Rair projects a celestial map of a small, remote galaxy from her oculus and homes in on a specific planet, magnifying its coordinates. The artificial planet is usually quiet and has barely drawn attention to itself in the history of its existence. It is another one of Ira's creations.

"I have already delegated the Stern to infiltrate the solar system named I-EK and to scout the planet Dra. Anything devised and made by Ira is now a suspect." She closes the map, and the projected ray retreats back into her lens.

"Enjin, I need you to remain here on standby and wait for further instructions. Then we shall act according to their findings." Vapours escape from beneath the rim of her wearisome and colourless optic, expressing her long-held anticipation. Risk. The indicative and underlying gravity of our plight is transparent. She redirects her listless stare to my brother and motions for him to step forward.

"Azokin, you are the first, as well as the last member of our species to ever wield the divine element of darkness." She states.

"But now it is an appropriate time for you to learn of your other heritage, for you are the best of both of us. It would be selfish of me to keep you here when you have the potential to bring greatness to our universe, and do what the founders who came before you could not."

His solid obsidian exterior, his armor of Alosium; he inherited the black tincture from Forrine's ocean – his place of birth. The shape of his anatomy and facial characteristics, such as his single eye, is a trait typical of our species. However, his red oculus is an uncommon colour amongst our race.

If it weren't for our considerable age difference, we may have been non-identical twins.

"I want you to venture into the void itself and find Vonplex."

How can she instruct him to go there? She is sending him to oblivion, where nothingness resides. The Mal perished long ago, and his migrating creation will try to devour Azokin's light – so why?

I step forward and stand beside my younger brother.

"Forgive me, but nothing can survive the void. It even turned on its own creator." I interject.

"Azokin can. The divine element of darkness has been a part of him since birth, and it shall continue to do so throughout eternity. It should serve him well."

"How can you be so certain? You have never been there yourself."

She chuckles nervously. "Are you questioning my judgment?"

I didn't know how to respond to her rhetorical question, and yes, I do doubt her conviction, especially with her being in the state she is in. Her mind and soul are not at their normal frequencies, like they used to be.
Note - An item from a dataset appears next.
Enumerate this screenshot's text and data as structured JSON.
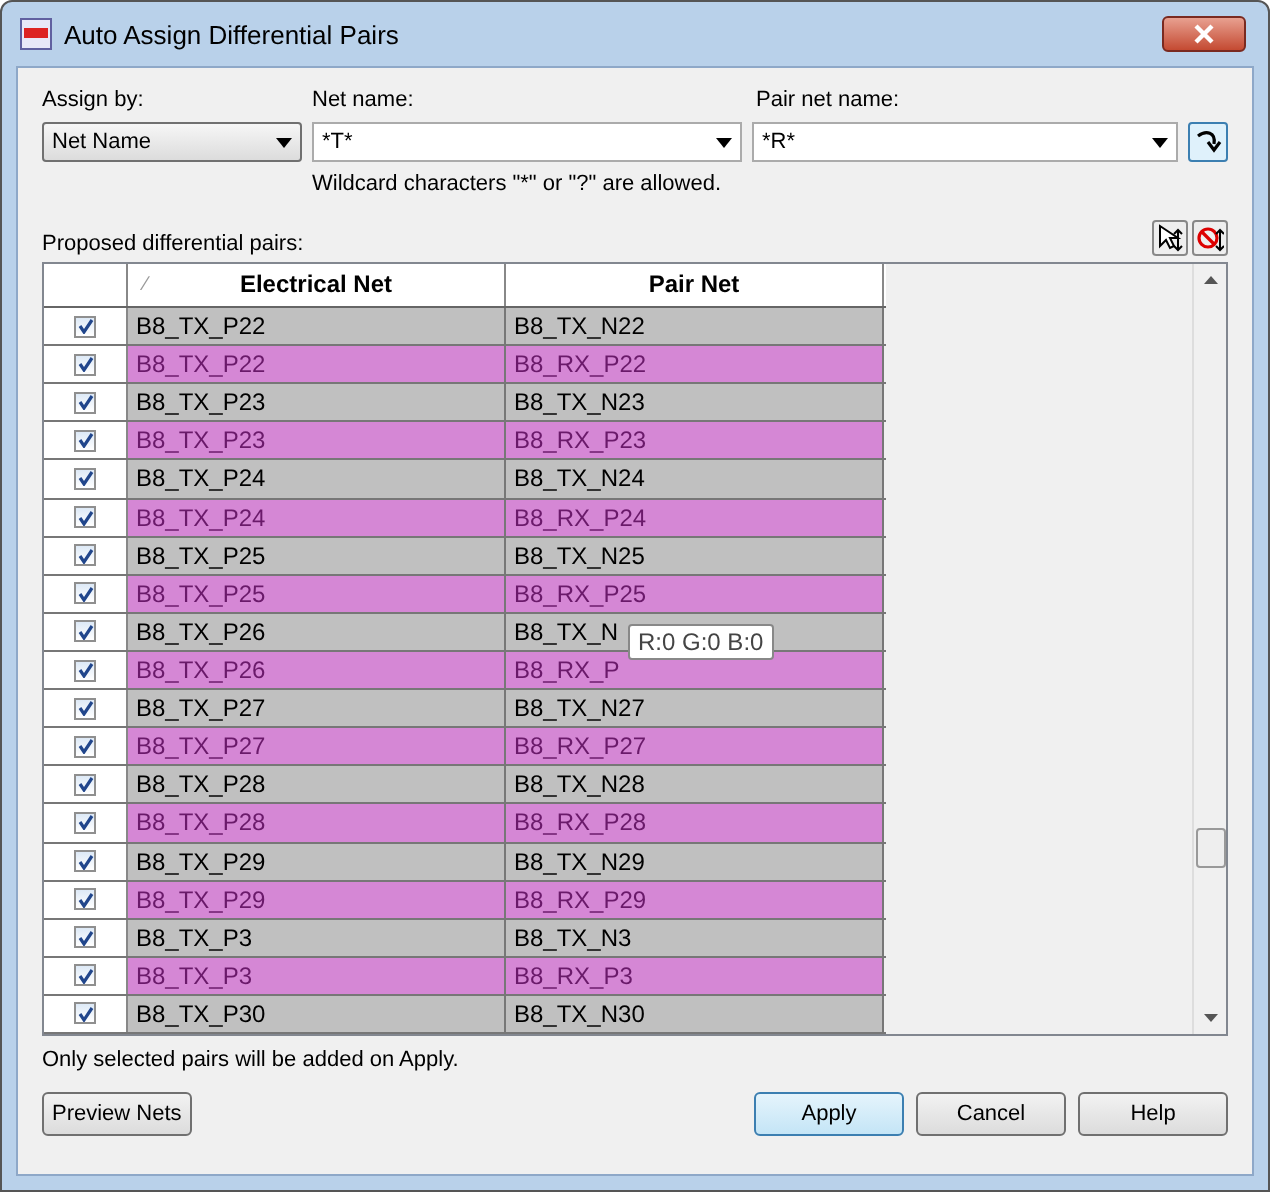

"Although I wounded him in battle, I can still feel my light being purged from his soul as we speak. He is alive and healing. I can even argue he is in better condition than I, but it shall take an eon for him to fully recover from his injury." The graveness in her voice as she speaks uplifts. She laughs with embittered delight, knowing the irony of it all.

He is – alive? And she never informed me.

Did my other siblings know as well?

Was I the only one kept in the dark?

A fervid ire begins to simmer within me. I immediately calm the emotion before it arouses disquiet and becomes noticeable. No one has ever found the Mal. Due to the lack of evidence of his survival, everyone assumed he was gone.

If our founder wants him to find his other parent, then I cannot stand in the way of her command. I do not have the power or authority to do so, even with my position as an Overseer.

I cannot act against her. I can only accept whatever inevitability may come – and if my brother is lost to the void, I will never forgive our matriarch for sentencing him to his fate.

"I know neither of you will disappoint me, for I have the utmost faith in the two of you." She says, and then Rair's eye reverts back to a pale azure.

"As per usual, I shall watch over our Esseden, and best of luck to both of you. You'll need it."